Figure 4The spike in case numbers in the spring of 2021 was predicted by models of VOC dynamics.
Case numbers in Canadian provinces (black circles; data up to 8 March, 2021) were fit using a dynamic modeling approach, either ignoring VOC (purple) or allowing the spread of VOC with a transmission advantage of 50% (grey). In each panel, the VOC is introduced a week before the date of the first publicly reported case in each province (vertical dashed line) with initial numbers set to match the observed VOC numbers in early March. Subsequent case numbers, which were not used in the model fits, are shown as hollow circles. The spike in cases led to various emergency restrictions (vertical solid lines), which subsequently brought cases down over the next couple of weeks. Poor model predictions in a couple of provinces are likely due to migration among provinces and/or a low sampling rate for VOC (for example, genomics now indicates that B.1.1.7 was in Manitoba at least 19 days earlier than the first reported case). (Based on model fits using the Public Health Agency of Canada/McMaster model.)

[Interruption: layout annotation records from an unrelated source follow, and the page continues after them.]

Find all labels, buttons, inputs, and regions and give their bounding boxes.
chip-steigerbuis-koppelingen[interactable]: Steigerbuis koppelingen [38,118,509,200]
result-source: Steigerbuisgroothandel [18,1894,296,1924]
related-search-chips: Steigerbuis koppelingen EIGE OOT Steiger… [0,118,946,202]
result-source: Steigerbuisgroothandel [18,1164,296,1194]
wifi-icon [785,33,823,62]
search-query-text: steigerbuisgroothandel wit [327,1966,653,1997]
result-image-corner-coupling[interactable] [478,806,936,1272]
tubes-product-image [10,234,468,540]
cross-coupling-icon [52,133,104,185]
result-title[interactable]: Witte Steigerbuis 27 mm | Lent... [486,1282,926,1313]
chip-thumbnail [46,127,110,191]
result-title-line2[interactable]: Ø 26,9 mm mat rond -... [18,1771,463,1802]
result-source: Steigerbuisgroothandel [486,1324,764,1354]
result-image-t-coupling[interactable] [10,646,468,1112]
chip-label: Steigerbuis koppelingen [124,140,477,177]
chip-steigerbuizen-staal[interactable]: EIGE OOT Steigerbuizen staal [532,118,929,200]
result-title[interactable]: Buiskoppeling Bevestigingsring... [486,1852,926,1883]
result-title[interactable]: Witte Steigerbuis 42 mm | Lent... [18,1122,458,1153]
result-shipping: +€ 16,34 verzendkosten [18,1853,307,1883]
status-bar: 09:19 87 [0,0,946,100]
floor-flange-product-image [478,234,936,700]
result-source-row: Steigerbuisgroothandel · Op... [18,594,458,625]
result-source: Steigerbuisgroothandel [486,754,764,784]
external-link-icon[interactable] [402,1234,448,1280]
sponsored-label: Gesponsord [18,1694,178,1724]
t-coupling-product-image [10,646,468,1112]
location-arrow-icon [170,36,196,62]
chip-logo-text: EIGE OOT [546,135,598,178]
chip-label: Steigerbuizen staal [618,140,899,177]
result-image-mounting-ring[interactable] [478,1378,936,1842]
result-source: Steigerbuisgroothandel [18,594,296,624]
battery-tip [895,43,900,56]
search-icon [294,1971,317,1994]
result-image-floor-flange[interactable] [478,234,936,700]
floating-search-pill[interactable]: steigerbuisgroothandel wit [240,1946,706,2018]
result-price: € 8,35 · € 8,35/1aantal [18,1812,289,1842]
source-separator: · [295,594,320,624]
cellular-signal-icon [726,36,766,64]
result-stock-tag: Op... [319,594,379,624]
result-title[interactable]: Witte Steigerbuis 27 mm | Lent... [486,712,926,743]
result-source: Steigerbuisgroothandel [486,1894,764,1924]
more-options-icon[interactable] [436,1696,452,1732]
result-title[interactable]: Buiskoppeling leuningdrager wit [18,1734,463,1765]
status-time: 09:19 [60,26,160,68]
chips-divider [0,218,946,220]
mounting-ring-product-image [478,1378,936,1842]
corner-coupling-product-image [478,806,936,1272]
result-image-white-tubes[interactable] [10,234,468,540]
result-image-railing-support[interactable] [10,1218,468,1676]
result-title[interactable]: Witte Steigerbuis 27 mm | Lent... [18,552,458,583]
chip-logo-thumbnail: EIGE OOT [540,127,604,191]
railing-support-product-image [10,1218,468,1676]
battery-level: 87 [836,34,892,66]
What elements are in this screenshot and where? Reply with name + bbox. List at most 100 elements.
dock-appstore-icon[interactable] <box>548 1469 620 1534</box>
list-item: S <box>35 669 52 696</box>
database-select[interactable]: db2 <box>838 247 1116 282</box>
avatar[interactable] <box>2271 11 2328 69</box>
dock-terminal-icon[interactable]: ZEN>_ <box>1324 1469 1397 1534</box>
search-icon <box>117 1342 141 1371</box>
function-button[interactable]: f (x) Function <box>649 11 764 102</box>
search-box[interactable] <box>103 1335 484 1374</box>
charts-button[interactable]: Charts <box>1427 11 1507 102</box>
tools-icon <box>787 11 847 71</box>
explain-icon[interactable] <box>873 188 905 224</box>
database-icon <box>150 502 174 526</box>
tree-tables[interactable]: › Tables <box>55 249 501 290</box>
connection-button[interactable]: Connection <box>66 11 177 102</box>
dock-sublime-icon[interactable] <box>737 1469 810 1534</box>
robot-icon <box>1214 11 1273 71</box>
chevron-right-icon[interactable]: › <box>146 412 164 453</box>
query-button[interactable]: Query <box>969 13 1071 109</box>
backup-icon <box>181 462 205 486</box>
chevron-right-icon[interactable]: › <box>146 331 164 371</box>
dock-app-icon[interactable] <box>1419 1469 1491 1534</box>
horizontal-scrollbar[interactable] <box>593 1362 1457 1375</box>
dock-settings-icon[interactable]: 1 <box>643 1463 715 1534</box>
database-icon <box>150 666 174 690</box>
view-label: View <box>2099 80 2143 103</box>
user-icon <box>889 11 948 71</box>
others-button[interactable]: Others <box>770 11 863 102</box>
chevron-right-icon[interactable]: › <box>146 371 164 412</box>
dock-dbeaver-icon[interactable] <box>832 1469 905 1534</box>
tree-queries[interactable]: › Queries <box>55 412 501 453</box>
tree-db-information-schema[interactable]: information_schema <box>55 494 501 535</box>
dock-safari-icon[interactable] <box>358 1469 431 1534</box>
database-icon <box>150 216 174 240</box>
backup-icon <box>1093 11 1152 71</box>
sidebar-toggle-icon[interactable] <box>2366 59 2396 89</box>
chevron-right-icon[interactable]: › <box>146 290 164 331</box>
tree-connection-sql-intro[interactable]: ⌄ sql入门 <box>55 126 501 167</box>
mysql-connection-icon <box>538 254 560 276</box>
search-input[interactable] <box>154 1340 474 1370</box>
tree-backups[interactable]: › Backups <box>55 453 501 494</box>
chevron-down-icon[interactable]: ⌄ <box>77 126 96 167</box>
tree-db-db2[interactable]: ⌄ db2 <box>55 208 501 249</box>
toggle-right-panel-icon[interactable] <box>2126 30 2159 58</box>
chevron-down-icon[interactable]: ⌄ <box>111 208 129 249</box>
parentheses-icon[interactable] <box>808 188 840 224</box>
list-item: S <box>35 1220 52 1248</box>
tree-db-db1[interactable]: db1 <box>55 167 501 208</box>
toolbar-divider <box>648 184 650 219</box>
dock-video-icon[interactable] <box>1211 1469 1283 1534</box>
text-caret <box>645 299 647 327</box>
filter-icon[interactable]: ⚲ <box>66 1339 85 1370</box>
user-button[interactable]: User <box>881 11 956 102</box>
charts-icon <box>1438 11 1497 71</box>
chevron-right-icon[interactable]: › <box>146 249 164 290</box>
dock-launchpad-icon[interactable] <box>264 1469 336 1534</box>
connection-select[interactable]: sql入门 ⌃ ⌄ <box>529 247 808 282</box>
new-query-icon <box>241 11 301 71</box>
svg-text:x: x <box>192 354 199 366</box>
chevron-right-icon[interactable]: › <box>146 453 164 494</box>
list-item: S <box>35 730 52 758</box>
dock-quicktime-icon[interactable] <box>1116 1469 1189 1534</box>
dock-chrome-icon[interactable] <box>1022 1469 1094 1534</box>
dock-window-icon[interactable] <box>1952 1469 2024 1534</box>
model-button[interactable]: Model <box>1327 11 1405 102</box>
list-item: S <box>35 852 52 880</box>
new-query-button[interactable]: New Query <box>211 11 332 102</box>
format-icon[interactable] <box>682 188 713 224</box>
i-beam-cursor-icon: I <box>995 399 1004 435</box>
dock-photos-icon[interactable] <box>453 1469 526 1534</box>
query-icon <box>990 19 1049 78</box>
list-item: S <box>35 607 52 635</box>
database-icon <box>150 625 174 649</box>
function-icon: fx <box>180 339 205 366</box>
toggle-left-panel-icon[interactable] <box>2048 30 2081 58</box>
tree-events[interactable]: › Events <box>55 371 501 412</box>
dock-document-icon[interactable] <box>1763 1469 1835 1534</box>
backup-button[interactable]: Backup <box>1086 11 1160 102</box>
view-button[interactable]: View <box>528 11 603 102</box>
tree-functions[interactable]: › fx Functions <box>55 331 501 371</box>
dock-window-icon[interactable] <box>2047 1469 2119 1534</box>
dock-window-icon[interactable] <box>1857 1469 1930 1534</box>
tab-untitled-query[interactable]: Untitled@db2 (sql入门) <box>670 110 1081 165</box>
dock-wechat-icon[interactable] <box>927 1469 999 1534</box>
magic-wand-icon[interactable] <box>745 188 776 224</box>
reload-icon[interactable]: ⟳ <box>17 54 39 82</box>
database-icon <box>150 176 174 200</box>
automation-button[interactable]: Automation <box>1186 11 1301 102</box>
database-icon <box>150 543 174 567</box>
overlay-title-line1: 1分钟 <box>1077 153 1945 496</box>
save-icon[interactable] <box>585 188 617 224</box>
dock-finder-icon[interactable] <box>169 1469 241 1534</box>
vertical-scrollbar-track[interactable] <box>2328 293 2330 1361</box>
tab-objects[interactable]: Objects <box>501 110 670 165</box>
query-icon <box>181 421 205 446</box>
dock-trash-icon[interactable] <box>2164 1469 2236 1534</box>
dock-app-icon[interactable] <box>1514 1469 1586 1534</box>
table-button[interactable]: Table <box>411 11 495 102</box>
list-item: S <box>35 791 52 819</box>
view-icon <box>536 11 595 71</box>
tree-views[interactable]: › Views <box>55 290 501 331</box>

Selective advantage of B.1.1.7 declines with increasing social restrictions in the UK.
The same data as in Figure 2 but now the selective advantage of B.1.1.7, as measured by the weekly change in log(frequency SGTF/frequency of non-SGTF), is plotted against the stringency index of restrictions during that week in the UK (taken from http://www.bsg.ox.ac.uk/research/research-projects/covid-19-government-response-tracker). All data points corresponding to a frequency of less than 10% were excluded to ensure SGTF data predominantly reflect the presence of B.1.1.7.